Mi mamá no me mima mucho

Por Silvia Sánchez

Incrustaciones, se suma a la lista de un arte que bucea en la conflictiva relación padres-hijos.

Parece ser que la cuestión de las “familias disfuncionales” está de moda nomás. Parece ser que los padres -en todas las posibilidades que el significante permita-son un blanco de estos tiempos. Parece ser que el teatro

-ese laboratorio del mundo que ayuda a “entenderlo” más - ha elegido un abanico de cuestiones edípicas y aledañas para hablar de relaciones que desde lo familiar, ponen en crisis vínculos incluso mayores.
La omisión de la familia Coleman, Los padres terribles, Atendiendo al Sr. Sloane, entre otras, dan cuenta de lo anterior.

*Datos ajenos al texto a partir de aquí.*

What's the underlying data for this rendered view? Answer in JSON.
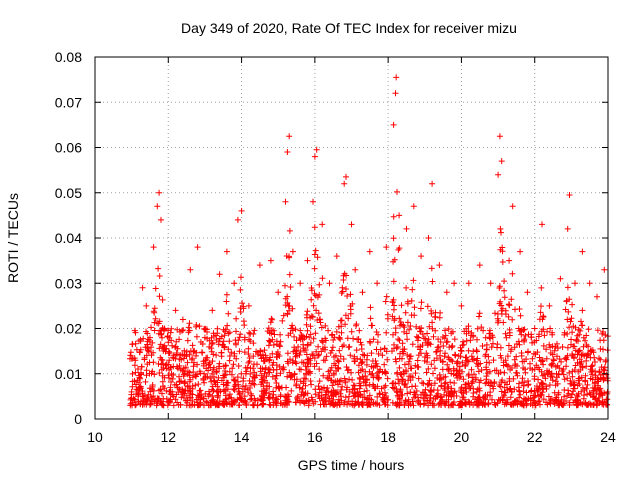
{
  "chart_data": {
    "type": "scatter",
    "title": "Day 349 of 2020, Rate Of TEC Index for receiver mizu",
    "xlabel": "GPS time / hours",
    "ylabel": "ROTI / TECUs",
    "xlim": [
      10,
      24
    ],
    "ylim": [
      0,
      0.08
    ],
    "xticks": [
      "10",
      "12",
      "14",
      "16",
      "18",
      "20",
      "22",
      "24"
    ],
    "yticks": [
      "0",
      "0.01",
      "0.02",
      "0.03",
      "0.04",
      "0.05",
      "0.06",
      "0.07",
      "0.08"
    ],
    "xtick_values": [
      10,
      12,
      14,
      16,
      18,
      20,
      22,
      24
    ],
    "ytick_values": [
      0,
      0.01,
      0.02,
      0.03,
      0.04,
      0.05,
      0.06,
      0.07,
      0.08
    ],
    "grid": true,
    "marker": "+",
    "color": "#ff0000",
    "segments": [
      {
        "x_start": 10.95,
        "x_end": 18.0
      },
      {
        "x_start": 18.1,
        "x_end": 24.0
      }
    ],
    "series": [
      {
        "name": "ROTI",
        "points": [
          [
            11.0,
            0.006
          ],
          [
            11.1,
            0.013
          ],
          [
            11.2,
            0.008
          ],
          [
            11.3,
            0.029
          ],
          [
            11.4,
            0.025
          ],
          [
            11.5,
            0.018
          ],
          [
            11.6,
            0.038
          ],
          [
            11.7,
            0.047
          ],
          [
            11.75,
            0.05
          ],
          [
            11.8,
            0.044
          ],
          [
            11.9,
            0.02
          ],
          [
            12.0,
            0.012
          ],
          [
            12.2,
            0.024
          ],
          [
            12.4,
            0.022
          ],
          [
            12.6,
            0.033
          ],
          [
            12.8,
            0.038
          ],
          [
            13.0,
            0.018
          ],
          [
            13.2,
            0.024
          ],
          [
            13.4,
            0.032
          ],
          [
            13.6,
            0.037
          ],
          [
            13.8,
            0.03
          ],
          [
            13.9,
            0.044
          ],
          [
            14.0,
            0.046
          ],
          [
            14.2,
            0.025
          ],
          [
            14.5,
            0.034
          ],
          [
            14.8,
            0.035
          ],
          [
            15.0,
            0.028
          ],
          [
            15.2,
            0.048
          ],
          [
            15.25,
            0.059
          ],
          [
            15.3,
            0.0625
          ],
          [
            15.4,
            0.037
          ],
          [
            15.6,
            0.03
          ],
          [
            15.8,
            0.035
          ],
          [
            15.95,
            0.048
          ],
          [
            16.0,
            0.058
          ],
          [
            16.05,
            0.0595
          ],
          [
            16.2,
            0.043
          ],
          [
            16.4,
            0.03
          ],
          [
            16.6,
            0.036
          ],
          [
            16.8,
            0.052
          ],
          [
            16.85,
            0.0535
          ],
          [
            17.0,
            0.043
          ],
          [
            17.1,
            0.033
          ],
          [
            17.3,
            0.028
          ],
          [
            17.5,
            0.037
          ],
          [
            17.7,
            0.03
          ],
          [
            17.95,
            0.038
          ],
          [
            18.15,
            0.065
          ],
          [
            18.2,
            0.072
          ],
          [
            18.22,
            0.0755
          ],
          [
            18.3,
            0.045
          ],
          [
            18.5,
            0.042
          ],
          [
            18.7,
            0.047
          ],
          [
            18.9,
            0.036
          ],
          [
            19.1,
            0.04
          ],
          [
            19.2,
            0.052
          ],
          [
            19.4,
            0.034
          ],
          [
            19.6,
            0.028
          ],
          [
            19.8,
            0.03
          ],
          [
            20.0,
            0.025
          ],
          [
            20.2,
            0.03
          ],
          [
            20.5,
            0.034
          ],
          [
            20.8,
            0.03
          ],
          [
            21.0,
            0.054
          ],
          [
            21.05,
            0.0625
          ],
          [
            21.1,
            0.057
          ],
          [
            21.3,
            0.035
          ],
          [
            21.4,
            0.047
          ],
          [
            21.6,
            0.037
          ],
          [
            21.8,
            0.028
          ],
          [
            22.0,
            0.02
          ],
          [
            22.2,
            0.043
          ],
          [
            22.4,
            0.025
          ],
          [
            22.7,
            0.031
          ],
          [
            22.9,
            0.042
          ],
          [
            22.95,
            0.0495
          ],
          [
            23.1,
            0.03
          ],
          [
            23.3,
            0.037
          ],
          [
            23.5,
            0.03
          ],
          [
            23.7,
            0.027
          ],
          [
            23.9,
            0.033
          ]
        ]
      }
    ]
  }
}
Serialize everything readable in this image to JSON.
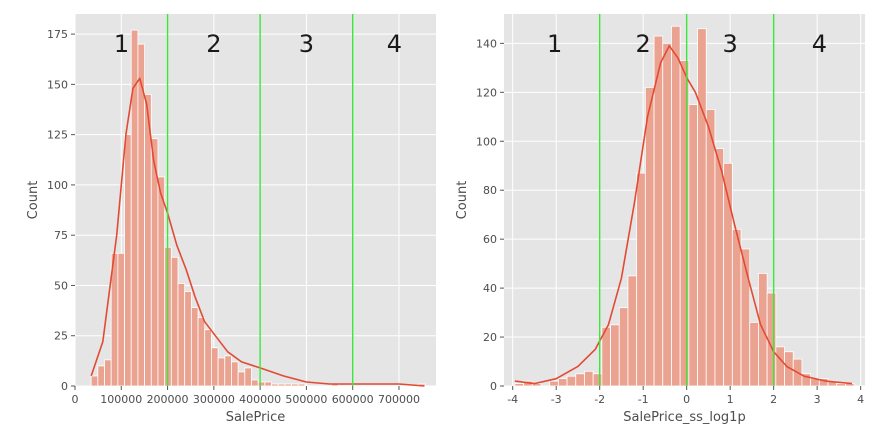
{
  "chart_data": [
    {
      "type": "bar",
      "subtype": "histogram-with-kde",
      "xlabel": "SalePrice",
      "ylabel": "Count",
      "xlim": [
        0,
        780000
      ],
      "ylim": [
        0,
        185
      ],
      "xticks": [
        0,
        100000,
        200000,
        300000,
        400000,
        500000,
        600000,
        700000
      ],
      "xtick_labels": [
        "0",
        "100000",
        "200000",
        "300000",
        "400000",
        "500000",
        "600000",
        "700000"
      ],
      "yticks": [
        0,
        25,
        50,
        75,
        100,
        125,
        150,
        175
      ],
      "ytick_labels": [
        "0",
        "25",
        "50",
        "75",
        "100",
        "125",
        "150",
        "175"
      ],
      "bin_start": 34900,
      "bin_width": 14434,
      "counts": [
        5,
        10,
        13,
        66,
        66,
        125,
        177,
        170,
        145,
        123,
        104,
        69,
        64,
        51,
        47,
        39,
        34,
        28,
        19,
        14,
        15,
        12,
        7,
        9,
        3,
        2,
        2,
        1,
        1,
        1,
        1,
        1,
        0,
        0,
        0,
        0,
        1,
        0,
        0,
        0,
        0,
        0,
        0,
        0,
        0,
        0,
        0,
        0,
        0,
        1
      ],
      "kde": [
        [
          34900,
          5
        ],
        [
          60000,
          22
        ],
        [
          90000,
          75
        ],
        [
          110000,
          125
        ],
        [
          125000,
          148
        ],
        [
          140000,
          153
        ],
        [
          155000,
          140
        ],
        [
          170000,
          112
        ],
        [
          185000,
          96
        ],
        [
          200000,
          86
        ],
        [
          220000,
          70
        ],
        [
          240000,
          58
        ],
        [
          260000,
          44
        ],
        [
          280000,
          32
        ],
        [
          300000,
          26
        ],
        [
          330000,
          17
        ],
        [
          360000,
          12
        ],
        [
          400000,
          9
        ],
        [
          450000,
          5
        ],
        [
          500000,
          2
        ],
        [
          550000,
          1
        ],
        [
          600000,
          1
        ],
        [
          650000,
          1
        ],
        [
          700000,
          1
        ],
        [
          755000,
          0
        ]
      ],
      "reference_lines": [
        200000,
        400000,
        600000
      ],
      "region_labels": [
        "1",
        "2",
        "3",
        "4"
      ],
      "grid": true,
      "colors": {
        "bars": "#eba391",
        "bar_edge": "#ffffff",
        "kde": "#e24a33",
        "lines": "#39e839",
        "background": "#e5e5e5",
        "grid": "#ffffff"
      }
    },
    {
      "type": "bar",
      "subtype": "histogram-with-kde",
      "xlabel": "SalePrice_ss_log1p",
      "ylabel": "Count",
      "xlim": [
        -4.2,
        4.1
      ],
      "ylim": [
        0,
        152
      ],
      "xticks": [
        -4,
        -3,
        -2,
        -1,
        0,
        1,
        2,
        3,
        4
      ],
      "xtick_labels": [
        "-4",
        "-3",
        "-2",
        "-1",
        "0",
        "1",
        "2",
        "3",
        "4"
      ],
      "yticks": [
        0,
        20,
        40,
        60,
        80,
        100,
        120,
        140
      ],
      "ytick_labels": [
        "0",
        "20",
        "40",
        "60",
        "80",
        "100",
        "120",
        "140"
      ],
      "bin_start": -3.95,
      "bin_width": 0.2,
      "counts": [
        1,
        2,
        1,
        0,
        2,
        3,
        4,
        5,
        6,
        5,
        24,
        25,
        32,
        45,
        87,
        122,
        143,
        140,
        147,
        133,
        115,
        146,
        113,
        97,
        91,
        64,
        56,
        26,
        46,
        38,
        16,
        14,
        11,
        5,
        3,
        3,
        2,
        1,
        1
      ],
      "kde": [
        [
          -3.95,
          2
        ],
        [
          -3.5,
          1
        ],
        [
          -3.0,
          3
        ],
        [
          -2.5,
          8
        ],
        [
          -2.1,
          15
        ],
        [
          -1.8,
          25
        ],
        [
          -1.5,
          44
        ],
        [
          -1.2,
          75
        ],
        [
          -0.9,
          110
        ],
        [
          -0.6,
          132
        ],
        [
          -0.4,
          139
        ],
        [
          -0.2,
          134
        ],
        [
          0.0,
          126
        ],
        [
          0.2,
          120
        ],
        [
          0.5,
          106
        ],
        [
          0.8,
          88
        ],
        [
          1.1,
          66
        ],
        [
          1.4,
          45
        ],
        [
          1.7,
          25
        ],
        [
          2.0,
          14
        ],
        [
          2.3,
          8
        ],
        [
          2.7,
          4
        ],
        [
          3.2,
          2
        ],
        [
          3.8,
          1
        ]
      ],
      "reference_lines": [
        -2,
        0,
        2
      ],
      "region_labels": [
        "1",
        "2",
        "3",
        "4"
      ],
      "grid": true,
      "colors": {
        "bars": "#eba391",
        "bar_edge": "#ffffff",
        "kde": "#e24a33",
        "lines": "#39e839",
        "background": "#e5e5e5",
        "grid": "#ffffff"
      }
    }
  ]
}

Incrustaciones, recientemente estrenada en el Teatro Alvear, se suma a la lista de un arte que bucea en la conflictiva relación padres-hijos, relación en la que el teatro metió sus narices desde su origen mismo (origen, que casualidad) a través de todas las estéticas y sobrevolando todos los almanaques.
Interpretada por Marilú Marini y Alfredo Arias -quien además es el responsable de la puesta y de la dirección- Incrustaciones retrata la relación triangular entre: a) una madre cruel b) un hijo sometido a una madre cruel y c) la mujer del hijo odiada por la madre cruel por ser la mujer del hijo de la madre cruel.

Con una estructura que arranca cinematográficamente a partir del uso de un flashback, Raimunda se dispone a contarnos -ya muerta- su pasado: como conoció a Patrick, como fueron sus días junto a él y a esa madre que solo destilaba –de la manera más natural- veneno, y como fue su muerte.

No solo la definitiva (producida un día en que ella nadaba tranquilamente en el mar y una hélice la decapitó), sino la cotidiana: la de jamás sentirse tocada, la de ser una “intrusa” en esa relación entre la madre y el hijo, la de las palabras hirientes y filosas, la de su soledad estruendosa, la de su tesis inservible y vapuleada como ella.

Ese gran relato de una muerta que se cierra también de manera cinematográfica a través de una especie de flash foward (Raimunda en el “hotel de los ausentes” mira por la ventana a su marido y a su suegra riendo a carcajadas sobre su tumba) está contado con una “austeridad escénica” que pone de relieve dos grandes aciertos: las actuaciones por un lado y por el otro, el texto dramático.

Por el lado de las actuaciones, Marini compone a Raimunda (hambreada de amor, medio tonta, con voz chillona y nariz gigante) y a la madre (ácida, posesiva, abyecta) con una solvencia actoral y una pregnancia escénica que le valen el lugar de reconocimiento que ocupa. Lo mismo que Arias en el personaje de ese “hijo-bobo” manejado por la madre que, con su andar de “marioneta”, otorga una imagen cristalina de su falta de autonomía.
En cuanto al texto de Chantal Thomas –parte de la obra La lectrice adjointe- es un muestrario de granadas hechas a fuerza de letras, un texto inundado de frases-pólvora que Marini -sobre todo en el rol de madre- lanza sin piedad. Cuando al texto se le ocurre un “cese del fuego”, se escuchan cosas más suaves y divertidas como el título de la tesis de Raimunda: “La evolución de la mujer en el mundo de los ferrocarriles”.

Con un maniquí todo el tiempo presente en escena que para Marini y para Arias es un modo de dejar en claro que lo de ellos no es el teatro ni naturalista ni psicológico, Incrustaciones pone en escena la relación víctima-victimario desde el lugar más doloroso que se pueda imaginar: desde el centro mismo de lo familiar.

Pero las granadas que arroja la madre, la anulación de ese hijo en tanto hombre y la persistencia en la humillación de Raimunda, causan una comicidad que para Marini es involuntaria ya que como ella misma afirma ”los personajes dicen cosas atroces pero ellos no piensan que eso provocará risa, creen que es normal hablar así, son inconcientes y de esa inconciencia nace la crueldad”.
La crueldad: territorio que muchos tienen naturalizado. Hasta que patean el tablero. O hasta que el ala de una hélice los decapita.